In [1]:
!pip install numpy
!pip install matplotlib




In [6]:
import numpy as np

def add_bias(X):
    return np.c_[np.ones((X.shape[0], 1)),X]

def standardize(X):
    """
    Standardize features to zero mean and unit variance.
    Returns transformed X, means, stds (to transform new data later).
    """
    mu = X.mean(axis=0) 
    sigma = X.std(axis=0, ddof=0) 
    sigma[sigma==0] = 1.0
    Xs = (X - mu) / sigma
    return Xs, mu, sigma 


def compute_cost(Xb, y, theta, l2=0.0):
    """
    Xb: design matrix with bias column [m x (n+1)]
    y:  [m]
    theta: [(n+1)]
    l2: L2 regularization strength (lambda).
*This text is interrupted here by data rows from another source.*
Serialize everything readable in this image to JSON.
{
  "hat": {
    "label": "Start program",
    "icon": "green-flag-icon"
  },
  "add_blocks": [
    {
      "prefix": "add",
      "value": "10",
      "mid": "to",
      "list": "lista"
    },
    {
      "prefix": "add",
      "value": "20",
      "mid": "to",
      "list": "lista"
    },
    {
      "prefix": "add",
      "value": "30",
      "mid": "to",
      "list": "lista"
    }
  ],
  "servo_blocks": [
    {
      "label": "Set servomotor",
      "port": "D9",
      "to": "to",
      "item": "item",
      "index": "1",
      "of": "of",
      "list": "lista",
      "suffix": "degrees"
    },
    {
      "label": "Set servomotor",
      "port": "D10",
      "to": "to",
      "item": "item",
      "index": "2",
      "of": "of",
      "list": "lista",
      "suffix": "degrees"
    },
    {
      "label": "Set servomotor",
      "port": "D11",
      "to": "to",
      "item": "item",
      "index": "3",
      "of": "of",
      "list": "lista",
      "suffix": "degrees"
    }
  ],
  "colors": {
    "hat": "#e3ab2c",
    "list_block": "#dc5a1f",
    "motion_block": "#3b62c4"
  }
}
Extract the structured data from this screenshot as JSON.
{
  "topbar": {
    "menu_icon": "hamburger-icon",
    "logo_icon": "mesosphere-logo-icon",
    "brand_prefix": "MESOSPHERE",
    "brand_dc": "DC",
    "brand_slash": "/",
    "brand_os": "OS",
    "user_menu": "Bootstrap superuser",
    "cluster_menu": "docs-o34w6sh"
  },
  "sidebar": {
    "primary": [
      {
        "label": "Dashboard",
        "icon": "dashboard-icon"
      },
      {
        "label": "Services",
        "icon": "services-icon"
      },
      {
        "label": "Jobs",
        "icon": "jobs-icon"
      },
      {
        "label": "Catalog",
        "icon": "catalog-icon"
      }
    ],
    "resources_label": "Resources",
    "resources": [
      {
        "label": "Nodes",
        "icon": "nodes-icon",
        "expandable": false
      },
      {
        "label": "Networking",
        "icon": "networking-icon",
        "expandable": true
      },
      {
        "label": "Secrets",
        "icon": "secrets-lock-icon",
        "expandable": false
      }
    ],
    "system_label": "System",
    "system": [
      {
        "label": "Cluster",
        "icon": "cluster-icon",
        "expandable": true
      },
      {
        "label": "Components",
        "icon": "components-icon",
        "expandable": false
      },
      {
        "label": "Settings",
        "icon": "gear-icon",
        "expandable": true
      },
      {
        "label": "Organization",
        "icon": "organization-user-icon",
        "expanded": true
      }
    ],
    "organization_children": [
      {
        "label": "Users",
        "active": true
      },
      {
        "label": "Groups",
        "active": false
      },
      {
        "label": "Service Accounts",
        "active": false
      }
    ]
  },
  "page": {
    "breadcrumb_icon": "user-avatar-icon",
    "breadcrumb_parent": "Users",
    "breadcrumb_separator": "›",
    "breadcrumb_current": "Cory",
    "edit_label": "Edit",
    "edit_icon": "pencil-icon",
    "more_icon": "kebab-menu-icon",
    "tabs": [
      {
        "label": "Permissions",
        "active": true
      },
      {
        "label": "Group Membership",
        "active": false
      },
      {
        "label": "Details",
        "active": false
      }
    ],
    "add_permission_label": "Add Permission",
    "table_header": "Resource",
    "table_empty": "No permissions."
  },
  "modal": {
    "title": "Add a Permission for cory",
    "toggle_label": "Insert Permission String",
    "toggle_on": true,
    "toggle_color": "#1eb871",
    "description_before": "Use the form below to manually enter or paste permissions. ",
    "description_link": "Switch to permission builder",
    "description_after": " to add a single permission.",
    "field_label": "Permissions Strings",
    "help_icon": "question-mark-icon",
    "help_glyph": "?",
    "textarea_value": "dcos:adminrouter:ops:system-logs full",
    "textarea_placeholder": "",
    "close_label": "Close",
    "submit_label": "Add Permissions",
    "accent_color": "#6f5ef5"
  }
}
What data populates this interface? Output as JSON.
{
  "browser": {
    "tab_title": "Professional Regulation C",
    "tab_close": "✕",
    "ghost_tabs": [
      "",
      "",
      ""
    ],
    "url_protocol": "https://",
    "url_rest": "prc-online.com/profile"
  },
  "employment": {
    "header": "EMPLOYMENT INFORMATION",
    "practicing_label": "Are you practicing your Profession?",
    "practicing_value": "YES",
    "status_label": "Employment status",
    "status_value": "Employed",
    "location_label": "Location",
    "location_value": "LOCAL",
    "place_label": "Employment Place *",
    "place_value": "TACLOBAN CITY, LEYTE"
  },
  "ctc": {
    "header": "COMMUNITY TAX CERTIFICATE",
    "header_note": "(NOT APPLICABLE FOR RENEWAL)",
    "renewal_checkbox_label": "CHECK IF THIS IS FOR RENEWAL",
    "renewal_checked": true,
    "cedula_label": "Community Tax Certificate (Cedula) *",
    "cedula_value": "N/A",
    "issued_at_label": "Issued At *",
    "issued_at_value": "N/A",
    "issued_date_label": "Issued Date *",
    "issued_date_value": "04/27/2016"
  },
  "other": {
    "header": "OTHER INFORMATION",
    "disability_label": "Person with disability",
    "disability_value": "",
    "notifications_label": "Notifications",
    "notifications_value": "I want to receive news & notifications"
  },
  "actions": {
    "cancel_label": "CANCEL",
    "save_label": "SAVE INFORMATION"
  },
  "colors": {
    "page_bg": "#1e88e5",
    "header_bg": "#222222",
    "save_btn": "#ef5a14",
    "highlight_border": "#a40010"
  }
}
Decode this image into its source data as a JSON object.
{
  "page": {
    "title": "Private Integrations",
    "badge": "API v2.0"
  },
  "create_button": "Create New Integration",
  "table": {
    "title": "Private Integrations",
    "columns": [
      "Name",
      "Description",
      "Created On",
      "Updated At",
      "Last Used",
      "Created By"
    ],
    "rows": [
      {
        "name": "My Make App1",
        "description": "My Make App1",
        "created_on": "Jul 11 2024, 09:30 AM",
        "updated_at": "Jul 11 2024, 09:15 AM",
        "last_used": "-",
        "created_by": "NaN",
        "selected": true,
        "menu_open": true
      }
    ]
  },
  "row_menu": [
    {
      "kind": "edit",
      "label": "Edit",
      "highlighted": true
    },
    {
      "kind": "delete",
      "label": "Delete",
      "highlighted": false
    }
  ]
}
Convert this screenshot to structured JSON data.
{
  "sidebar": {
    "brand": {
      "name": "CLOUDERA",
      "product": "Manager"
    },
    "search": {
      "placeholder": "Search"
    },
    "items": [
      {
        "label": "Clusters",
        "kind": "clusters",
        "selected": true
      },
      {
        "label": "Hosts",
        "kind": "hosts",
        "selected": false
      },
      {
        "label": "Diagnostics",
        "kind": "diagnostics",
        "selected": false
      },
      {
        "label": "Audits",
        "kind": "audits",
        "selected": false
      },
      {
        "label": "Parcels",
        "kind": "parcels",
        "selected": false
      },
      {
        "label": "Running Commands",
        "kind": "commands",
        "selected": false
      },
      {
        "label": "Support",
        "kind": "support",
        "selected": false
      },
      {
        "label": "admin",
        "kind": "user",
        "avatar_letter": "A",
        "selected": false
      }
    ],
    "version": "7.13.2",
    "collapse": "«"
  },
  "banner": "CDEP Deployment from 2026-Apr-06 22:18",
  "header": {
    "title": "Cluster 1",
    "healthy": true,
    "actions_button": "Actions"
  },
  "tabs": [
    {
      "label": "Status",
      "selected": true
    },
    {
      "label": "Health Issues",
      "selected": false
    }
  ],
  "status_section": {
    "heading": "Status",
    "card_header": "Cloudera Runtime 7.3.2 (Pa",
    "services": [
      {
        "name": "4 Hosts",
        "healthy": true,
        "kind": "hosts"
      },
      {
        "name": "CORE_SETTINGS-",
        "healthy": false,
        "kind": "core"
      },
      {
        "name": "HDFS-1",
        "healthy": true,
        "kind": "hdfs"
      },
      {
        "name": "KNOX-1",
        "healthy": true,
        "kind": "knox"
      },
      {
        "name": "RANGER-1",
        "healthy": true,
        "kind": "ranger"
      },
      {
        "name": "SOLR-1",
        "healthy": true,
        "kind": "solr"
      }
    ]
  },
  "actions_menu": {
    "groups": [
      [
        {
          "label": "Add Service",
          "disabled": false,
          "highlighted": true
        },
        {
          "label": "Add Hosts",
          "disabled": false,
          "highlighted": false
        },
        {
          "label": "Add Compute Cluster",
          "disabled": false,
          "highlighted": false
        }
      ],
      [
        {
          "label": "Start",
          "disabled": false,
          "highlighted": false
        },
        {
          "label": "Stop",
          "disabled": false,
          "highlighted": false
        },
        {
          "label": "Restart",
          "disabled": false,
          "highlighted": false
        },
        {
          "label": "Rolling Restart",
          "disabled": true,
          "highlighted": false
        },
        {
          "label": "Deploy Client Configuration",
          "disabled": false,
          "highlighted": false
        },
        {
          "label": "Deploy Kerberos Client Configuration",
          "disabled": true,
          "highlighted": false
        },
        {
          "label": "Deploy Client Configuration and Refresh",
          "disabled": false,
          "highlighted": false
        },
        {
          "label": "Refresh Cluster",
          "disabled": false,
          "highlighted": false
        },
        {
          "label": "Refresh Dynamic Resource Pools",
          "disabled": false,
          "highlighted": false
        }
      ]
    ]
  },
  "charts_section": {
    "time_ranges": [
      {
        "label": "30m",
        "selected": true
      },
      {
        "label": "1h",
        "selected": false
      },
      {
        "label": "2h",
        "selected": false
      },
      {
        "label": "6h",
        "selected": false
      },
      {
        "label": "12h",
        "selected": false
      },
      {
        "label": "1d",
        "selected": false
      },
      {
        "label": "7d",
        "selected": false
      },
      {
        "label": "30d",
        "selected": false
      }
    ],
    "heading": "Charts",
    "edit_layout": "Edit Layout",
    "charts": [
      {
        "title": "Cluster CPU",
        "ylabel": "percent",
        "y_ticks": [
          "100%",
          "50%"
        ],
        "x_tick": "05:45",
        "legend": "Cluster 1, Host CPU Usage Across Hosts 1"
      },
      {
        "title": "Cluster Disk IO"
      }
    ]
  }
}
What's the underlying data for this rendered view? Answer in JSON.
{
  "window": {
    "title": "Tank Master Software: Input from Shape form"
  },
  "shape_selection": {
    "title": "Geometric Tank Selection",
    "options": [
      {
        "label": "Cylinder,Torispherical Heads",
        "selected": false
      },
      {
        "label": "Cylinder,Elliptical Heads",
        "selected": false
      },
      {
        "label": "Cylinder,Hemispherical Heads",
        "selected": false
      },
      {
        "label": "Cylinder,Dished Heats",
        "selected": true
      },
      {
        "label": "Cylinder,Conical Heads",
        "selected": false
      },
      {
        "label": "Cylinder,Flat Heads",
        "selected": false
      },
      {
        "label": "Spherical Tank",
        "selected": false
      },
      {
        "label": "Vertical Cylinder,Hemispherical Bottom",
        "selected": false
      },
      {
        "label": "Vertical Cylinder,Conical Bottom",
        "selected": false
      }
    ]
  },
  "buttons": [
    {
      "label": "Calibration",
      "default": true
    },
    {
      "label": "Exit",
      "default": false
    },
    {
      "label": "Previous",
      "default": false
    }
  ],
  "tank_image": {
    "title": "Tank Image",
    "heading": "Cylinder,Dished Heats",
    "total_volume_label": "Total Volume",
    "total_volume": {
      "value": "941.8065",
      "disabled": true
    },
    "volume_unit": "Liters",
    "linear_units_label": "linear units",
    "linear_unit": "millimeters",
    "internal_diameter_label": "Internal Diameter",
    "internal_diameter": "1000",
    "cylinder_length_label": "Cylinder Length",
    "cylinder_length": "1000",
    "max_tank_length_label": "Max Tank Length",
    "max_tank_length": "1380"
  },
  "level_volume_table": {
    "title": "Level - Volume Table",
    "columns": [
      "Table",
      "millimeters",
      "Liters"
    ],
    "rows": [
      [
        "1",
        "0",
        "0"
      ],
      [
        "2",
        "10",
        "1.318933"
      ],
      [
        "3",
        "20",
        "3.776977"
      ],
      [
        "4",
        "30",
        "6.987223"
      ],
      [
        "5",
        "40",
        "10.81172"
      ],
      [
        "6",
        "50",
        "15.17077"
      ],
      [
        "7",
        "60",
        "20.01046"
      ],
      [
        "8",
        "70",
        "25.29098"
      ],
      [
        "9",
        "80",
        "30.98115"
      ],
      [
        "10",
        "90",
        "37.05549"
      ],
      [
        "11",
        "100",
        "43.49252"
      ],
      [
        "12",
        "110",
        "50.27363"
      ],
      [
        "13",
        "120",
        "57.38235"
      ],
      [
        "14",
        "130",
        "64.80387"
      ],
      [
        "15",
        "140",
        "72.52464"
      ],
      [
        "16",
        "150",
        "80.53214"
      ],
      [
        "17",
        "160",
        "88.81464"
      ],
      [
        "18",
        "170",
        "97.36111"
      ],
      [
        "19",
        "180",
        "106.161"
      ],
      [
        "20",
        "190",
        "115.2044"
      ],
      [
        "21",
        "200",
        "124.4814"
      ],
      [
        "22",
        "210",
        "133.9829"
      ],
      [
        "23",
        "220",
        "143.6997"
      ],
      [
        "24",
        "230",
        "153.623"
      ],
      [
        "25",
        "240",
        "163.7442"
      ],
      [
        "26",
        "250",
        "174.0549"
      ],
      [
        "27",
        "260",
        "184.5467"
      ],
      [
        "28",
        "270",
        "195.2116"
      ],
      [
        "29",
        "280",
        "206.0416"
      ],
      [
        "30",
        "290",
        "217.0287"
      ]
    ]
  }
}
Bias not regularized.
    """
    m = len(y)
    residuals = Xb @ theta - y
    mse = (residuals @ residuals) / (2*m)
    if l2 > 0:
        # exclude bias from L2
        mse += (l2 / (2*m)) * (theta[1:] @ theta[1:])
    return mse


def gradient_descent(X,y, alpha=0.1, iters=1000, l2=0.0, tol=None, verbose=False):
     #feature scale 

     Xs,mu,sigma = standardize(X)

     #add bias to column 
     Xb = add_bias(Xs) 
     m,n1=Xb.shape 

     #Init Params 
     rng = np.random.default_rng(0)
     theta = rng.normal(0,0.01,size=n1)
     history = [] 

     prev_cost = None 
     for t in range(iters): 
         #prediction and gradient 
         preds = Xb @ theta 
         error = preds - y 
         grad = (Xb.T @ error)/m 
         if l2 > 0:
            reg = np.r_[0.0, l2 * theta[1:]] / m  # don't regularize bias
            grad += reg
        
        #update 
         theta-=alpha*grad 

        #track cost 
         J=compute_cost(Xb, y, theta, l2=l2)
         history.append(J)
         if verbose and (t % max(1, iters//10) == 0):
            print(f"iter {t:5d}  cost {J:.6f}")

         if tol is not None and prev_cost is not None and abs(prev_cost - J) < tol:
            if verbose:
                print(f"Converged at iter {t} (ΔJ < tol).")
            break
         prev_cost = J
    
    #pack scaler for future use
     scaler = {"mu": mu, "sigma": sigma}
     return theta, scaler, history   

def predict(X, theta, scaler):
    """Predict on new data using learned theta and saved scaler."""
    Xs = (X - scaler["mu"]) / scaler["sigma"]
    Xb = add_bias(Xs)
    return Xb @ theta




In [7]:
X = np.array([
    [1500, 3, 10],
    [1800, 4, 5],
    [2400, 4, 20],
    [3000, 5, 8],
    [3500, 5, 12],
    [2200, 3, 15],
    [2600, 4, 7],
    [2800, 4, 9],
], dtype=float)

y = np.array([400, 500, 600, 650, 700, 520, 590, 620], dtype=float)  # in $1,000s

theta, scaler, history = gradient_descent(
    X, y,
    alpha=0.1,
    iters=5000,
    l2=0.0,     # try 0.1 to see L2 effect
    tol=1e-9,
    verbose=False
)

print("Final cost:", history[-1])
print("Theta (bias + weights):", theta)


Final cost: 141.2623590845302
Theta (bias + weights): [572.5         65.72145678  24.35612313  10.48054746]